Voltando ao Felipe Braga: em determinado momento ele comentou que gosta de ficar mexendo numa cena, pensando o que pode acontecer para ela ficar mais interessante ou dinâmica, buscando alternativas e reescrevendo as palavras – até mesmo colocando situações absurdas, só pra ver o que rola.
Pois bem, quando finalmente vamos escrever uma sequência, tudo gira em torno da pergunta “E se?”.
No início, vale tudo. Temos apenas a informação de que X deve ocorrer. Aí a brincadeira começa. Quais os personagens devem estar presentes? E se eu mudar de local? E se eu mudar de personagens? E se eu mudar de informações? E se eu colocar uma maçã na mão daquele ali? E se aquele outro não falar nada? E se alguém chegar atrasado? E se eu escrever a cena de trás pra frente? E se eu acabar a cena antes? E se eu começar com a cena depois?
Como diz o ditado: “Uma cena é igual a uma festa. Você não pode ser o primeiro a chegar nem o último a sair. Há o momento correto de começar e a hora certa de dar no pé”.
Isso é um ditado? Bom, não importa. Gosto dessa ideia de pensar numa cena como uma festa. Todo o tempo que estivermos lá, teremos que nos divertir.

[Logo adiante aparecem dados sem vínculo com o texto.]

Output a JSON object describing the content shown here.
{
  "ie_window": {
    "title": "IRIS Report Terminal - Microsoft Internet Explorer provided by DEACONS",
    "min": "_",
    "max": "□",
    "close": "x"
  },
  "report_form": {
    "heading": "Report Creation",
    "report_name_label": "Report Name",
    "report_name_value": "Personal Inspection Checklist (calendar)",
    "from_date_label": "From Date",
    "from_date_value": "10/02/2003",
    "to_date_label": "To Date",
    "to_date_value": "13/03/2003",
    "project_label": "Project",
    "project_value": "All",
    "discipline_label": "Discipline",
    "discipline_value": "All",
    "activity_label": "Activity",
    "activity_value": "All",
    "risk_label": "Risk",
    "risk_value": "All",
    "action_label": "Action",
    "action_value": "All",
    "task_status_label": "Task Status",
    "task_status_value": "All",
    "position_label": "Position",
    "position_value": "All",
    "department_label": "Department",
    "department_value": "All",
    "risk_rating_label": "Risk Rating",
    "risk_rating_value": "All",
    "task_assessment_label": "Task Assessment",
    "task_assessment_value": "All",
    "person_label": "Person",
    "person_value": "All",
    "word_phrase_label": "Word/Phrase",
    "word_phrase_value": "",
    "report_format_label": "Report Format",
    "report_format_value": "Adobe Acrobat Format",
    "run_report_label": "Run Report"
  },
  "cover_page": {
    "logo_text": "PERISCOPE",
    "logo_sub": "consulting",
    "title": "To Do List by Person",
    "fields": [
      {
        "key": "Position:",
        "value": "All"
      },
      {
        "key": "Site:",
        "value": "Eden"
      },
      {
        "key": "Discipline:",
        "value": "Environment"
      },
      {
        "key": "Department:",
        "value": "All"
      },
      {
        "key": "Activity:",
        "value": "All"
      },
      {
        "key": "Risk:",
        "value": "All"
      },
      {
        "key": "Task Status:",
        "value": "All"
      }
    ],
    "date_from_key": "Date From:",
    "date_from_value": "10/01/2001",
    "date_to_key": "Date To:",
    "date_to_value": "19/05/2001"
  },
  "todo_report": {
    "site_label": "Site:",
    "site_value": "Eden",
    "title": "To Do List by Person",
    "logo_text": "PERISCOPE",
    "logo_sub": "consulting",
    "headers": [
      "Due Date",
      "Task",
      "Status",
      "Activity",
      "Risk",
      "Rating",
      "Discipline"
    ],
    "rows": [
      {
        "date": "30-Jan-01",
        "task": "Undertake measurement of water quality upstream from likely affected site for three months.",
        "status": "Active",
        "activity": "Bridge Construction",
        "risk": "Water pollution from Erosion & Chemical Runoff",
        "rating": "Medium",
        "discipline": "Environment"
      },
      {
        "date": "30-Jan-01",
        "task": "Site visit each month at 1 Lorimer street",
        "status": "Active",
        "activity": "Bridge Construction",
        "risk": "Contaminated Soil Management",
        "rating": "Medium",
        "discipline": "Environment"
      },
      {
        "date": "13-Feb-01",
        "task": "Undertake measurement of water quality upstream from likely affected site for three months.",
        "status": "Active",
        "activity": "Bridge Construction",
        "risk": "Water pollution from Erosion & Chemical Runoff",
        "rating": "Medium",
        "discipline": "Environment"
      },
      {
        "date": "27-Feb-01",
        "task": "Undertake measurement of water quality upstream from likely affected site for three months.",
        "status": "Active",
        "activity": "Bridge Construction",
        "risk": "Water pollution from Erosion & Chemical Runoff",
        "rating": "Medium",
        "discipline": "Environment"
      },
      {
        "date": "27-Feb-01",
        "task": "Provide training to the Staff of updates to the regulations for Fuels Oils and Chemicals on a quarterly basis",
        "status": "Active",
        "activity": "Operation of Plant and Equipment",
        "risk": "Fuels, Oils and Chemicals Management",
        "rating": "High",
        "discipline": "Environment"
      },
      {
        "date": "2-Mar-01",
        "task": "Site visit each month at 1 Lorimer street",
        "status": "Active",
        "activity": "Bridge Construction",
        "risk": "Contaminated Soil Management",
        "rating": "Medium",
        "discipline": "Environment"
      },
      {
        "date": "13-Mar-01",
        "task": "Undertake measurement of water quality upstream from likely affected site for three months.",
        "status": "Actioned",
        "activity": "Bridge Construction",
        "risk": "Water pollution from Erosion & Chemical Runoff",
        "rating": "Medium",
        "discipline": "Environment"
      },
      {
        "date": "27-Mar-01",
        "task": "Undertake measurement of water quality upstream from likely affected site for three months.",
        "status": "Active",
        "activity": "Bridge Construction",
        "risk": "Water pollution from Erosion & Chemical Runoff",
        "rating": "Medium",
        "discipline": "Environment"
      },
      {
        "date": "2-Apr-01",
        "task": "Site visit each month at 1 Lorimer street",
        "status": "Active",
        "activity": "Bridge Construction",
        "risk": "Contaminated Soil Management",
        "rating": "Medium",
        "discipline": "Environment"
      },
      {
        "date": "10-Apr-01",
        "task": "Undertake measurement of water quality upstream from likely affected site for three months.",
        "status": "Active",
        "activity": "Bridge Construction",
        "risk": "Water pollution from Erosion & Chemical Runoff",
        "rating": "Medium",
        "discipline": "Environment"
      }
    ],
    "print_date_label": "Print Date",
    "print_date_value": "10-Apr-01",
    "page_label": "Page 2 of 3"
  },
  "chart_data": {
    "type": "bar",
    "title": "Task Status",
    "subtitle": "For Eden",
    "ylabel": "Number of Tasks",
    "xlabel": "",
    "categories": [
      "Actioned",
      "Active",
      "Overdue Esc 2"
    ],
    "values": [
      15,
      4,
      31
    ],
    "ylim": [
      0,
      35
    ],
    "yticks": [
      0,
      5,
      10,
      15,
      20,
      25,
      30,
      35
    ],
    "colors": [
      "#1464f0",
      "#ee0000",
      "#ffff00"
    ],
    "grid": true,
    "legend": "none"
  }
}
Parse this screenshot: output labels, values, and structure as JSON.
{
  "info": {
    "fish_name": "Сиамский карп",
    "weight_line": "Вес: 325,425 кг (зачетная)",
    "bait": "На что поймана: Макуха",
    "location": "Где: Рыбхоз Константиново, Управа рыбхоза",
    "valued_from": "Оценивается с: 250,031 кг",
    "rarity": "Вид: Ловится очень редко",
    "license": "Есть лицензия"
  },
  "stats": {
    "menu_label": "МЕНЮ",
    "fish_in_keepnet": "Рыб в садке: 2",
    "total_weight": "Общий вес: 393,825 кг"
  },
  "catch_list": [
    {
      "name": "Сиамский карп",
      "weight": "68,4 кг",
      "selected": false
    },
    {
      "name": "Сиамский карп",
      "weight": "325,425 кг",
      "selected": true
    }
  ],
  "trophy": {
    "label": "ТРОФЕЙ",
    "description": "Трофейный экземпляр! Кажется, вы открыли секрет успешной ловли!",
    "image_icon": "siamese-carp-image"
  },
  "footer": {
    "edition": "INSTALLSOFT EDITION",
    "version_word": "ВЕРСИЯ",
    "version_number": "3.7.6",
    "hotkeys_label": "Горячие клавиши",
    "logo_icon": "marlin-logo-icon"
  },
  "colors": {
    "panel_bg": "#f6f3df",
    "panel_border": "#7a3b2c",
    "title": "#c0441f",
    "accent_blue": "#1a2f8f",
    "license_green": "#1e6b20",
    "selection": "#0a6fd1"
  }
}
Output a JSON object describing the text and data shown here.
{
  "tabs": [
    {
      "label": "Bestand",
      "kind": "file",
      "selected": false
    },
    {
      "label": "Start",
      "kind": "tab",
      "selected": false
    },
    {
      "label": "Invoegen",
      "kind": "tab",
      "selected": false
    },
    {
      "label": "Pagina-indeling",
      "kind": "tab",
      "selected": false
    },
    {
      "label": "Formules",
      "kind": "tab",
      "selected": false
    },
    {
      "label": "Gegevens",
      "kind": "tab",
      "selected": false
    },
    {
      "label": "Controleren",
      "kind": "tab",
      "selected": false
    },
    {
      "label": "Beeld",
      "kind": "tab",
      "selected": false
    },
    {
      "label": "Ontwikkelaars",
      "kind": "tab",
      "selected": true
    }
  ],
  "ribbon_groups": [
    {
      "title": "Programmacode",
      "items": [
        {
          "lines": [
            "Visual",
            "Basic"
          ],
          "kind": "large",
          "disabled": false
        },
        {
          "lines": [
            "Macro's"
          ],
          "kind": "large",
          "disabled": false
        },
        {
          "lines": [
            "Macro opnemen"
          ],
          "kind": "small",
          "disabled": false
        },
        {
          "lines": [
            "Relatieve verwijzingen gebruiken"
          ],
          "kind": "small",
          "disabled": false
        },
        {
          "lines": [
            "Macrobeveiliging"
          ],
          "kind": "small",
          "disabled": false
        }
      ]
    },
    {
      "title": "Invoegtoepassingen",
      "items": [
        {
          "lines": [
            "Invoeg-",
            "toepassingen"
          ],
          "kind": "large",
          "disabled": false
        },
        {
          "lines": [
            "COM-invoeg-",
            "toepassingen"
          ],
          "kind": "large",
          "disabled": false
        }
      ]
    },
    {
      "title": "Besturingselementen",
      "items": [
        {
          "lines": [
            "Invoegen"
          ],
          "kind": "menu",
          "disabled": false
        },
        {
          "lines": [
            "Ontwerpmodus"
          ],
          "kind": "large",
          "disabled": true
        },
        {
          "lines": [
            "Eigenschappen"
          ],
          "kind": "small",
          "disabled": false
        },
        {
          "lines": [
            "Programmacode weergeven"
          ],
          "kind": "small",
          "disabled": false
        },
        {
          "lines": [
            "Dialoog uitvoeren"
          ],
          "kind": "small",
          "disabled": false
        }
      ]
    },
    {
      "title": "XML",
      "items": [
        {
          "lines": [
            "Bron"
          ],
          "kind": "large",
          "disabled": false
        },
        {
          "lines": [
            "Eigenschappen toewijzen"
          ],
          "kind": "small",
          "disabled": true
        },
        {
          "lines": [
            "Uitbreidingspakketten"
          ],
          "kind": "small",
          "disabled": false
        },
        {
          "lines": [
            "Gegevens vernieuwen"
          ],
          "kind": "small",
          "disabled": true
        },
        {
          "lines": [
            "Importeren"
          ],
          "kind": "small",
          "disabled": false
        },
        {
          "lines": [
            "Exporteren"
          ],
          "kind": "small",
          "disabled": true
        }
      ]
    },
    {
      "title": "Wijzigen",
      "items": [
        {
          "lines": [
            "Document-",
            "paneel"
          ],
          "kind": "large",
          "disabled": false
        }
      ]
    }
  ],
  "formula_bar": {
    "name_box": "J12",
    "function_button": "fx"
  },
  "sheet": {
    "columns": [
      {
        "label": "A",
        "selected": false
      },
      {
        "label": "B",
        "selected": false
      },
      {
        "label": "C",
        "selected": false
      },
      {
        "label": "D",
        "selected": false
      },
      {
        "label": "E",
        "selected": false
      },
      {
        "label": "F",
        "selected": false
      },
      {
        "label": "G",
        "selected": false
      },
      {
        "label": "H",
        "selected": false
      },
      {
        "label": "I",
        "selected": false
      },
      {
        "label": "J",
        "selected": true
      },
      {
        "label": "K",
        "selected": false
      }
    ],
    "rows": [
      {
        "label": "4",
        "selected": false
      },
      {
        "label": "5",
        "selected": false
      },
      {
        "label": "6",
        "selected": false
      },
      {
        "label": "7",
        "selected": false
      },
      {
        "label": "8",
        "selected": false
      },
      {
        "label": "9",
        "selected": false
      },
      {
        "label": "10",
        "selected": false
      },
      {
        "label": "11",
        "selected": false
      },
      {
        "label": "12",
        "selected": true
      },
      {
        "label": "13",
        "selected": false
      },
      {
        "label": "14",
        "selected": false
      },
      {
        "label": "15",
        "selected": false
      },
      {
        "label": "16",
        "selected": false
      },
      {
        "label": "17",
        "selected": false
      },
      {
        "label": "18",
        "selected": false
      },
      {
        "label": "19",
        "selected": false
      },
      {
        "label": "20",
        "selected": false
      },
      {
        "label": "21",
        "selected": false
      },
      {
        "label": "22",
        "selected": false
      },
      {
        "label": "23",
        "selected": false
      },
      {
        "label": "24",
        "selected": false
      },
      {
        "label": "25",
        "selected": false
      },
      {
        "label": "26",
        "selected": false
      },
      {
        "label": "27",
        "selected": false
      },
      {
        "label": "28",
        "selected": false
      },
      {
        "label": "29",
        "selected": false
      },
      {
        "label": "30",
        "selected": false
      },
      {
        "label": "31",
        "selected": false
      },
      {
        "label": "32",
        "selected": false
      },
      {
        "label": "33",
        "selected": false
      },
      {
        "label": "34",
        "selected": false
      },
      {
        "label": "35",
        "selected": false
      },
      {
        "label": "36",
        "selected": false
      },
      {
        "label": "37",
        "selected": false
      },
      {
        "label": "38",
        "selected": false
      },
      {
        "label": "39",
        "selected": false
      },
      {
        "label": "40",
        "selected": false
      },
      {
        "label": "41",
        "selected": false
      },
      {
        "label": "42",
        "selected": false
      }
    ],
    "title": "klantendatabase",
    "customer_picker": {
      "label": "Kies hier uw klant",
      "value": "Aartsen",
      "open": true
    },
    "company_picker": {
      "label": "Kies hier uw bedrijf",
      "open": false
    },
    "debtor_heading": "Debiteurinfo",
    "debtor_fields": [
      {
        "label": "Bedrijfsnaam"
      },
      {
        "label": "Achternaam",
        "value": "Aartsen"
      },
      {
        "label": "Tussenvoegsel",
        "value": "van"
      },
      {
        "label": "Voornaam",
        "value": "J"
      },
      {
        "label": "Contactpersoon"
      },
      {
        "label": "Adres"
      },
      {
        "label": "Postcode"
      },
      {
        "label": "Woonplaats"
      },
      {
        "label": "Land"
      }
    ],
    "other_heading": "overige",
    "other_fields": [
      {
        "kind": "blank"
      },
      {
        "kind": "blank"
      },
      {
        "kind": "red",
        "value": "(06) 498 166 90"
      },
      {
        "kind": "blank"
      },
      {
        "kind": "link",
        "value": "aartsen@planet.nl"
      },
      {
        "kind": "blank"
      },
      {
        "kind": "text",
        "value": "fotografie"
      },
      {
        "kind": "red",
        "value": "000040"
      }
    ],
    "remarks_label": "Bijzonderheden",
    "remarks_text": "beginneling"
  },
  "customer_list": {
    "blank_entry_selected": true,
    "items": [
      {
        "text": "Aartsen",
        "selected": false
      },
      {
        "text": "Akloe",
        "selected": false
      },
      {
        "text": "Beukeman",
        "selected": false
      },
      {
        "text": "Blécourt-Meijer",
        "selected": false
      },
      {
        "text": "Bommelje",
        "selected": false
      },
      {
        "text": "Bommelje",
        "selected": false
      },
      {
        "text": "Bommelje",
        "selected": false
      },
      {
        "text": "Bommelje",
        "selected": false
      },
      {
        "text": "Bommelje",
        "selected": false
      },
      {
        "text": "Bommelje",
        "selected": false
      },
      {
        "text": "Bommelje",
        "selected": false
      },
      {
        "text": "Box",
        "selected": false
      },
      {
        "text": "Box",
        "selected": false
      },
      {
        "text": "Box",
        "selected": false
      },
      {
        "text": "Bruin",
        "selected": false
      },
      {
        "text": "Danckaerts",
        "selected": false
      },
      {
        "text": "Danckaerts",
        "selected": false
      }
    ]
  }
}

Aqui há onze dicas de John August sobre como escrever uma sequência. Aprecio muito esses exemplos e pensamentos. Eles nos estimulam a brincar com a cena, pegar os personagens com as calças curtas, experimentar de tudo, cutucar mesmo os átomos do órgão. Afinal, se um filme é um corpo, cada uma de suas cenas representa um órgão (que não precisam ser diferentes, há filmes “só coração”, por exemplo).
Neste ano, um dos longas mais interessantes nesse sentido (o de como brincar com uma cena) é O Pequeno Quinquin, de Bruno Dumont – curiosamente uma das melhores séries do ano também*, já que foi exibido na TV da França em quatro episódios.
Que maravilha observar cada uma das sequências, com seus closes (o painel mais fascinante de rostos em anos), paisagens e ações inusitadas.
Como todos mencionaram, é uma espécie de Twin Peaks hilário.
Uma cena em especial é exemplar: o funeral de uma das mortes relatadas no filme (resumo: começam a encontrar corpos humanos dentro de vacas numa pacata cidade do interior da França).
Acompanhamos desde o momento em que o padre se veste até a saída para o enterro. São longos minutos engraçadíssimos porque tudo parece fora de lugar, porque Bruno Dumont (também autor do roteiro) deve ter feito muitas perguntas idiotas na hora de escrever cada movimento.
Filmaço. Seriaça.
*Ok, mais uma série que mencionei como a melhor do ano. Vou escolher de fato a melhor quando este 2014 acabar.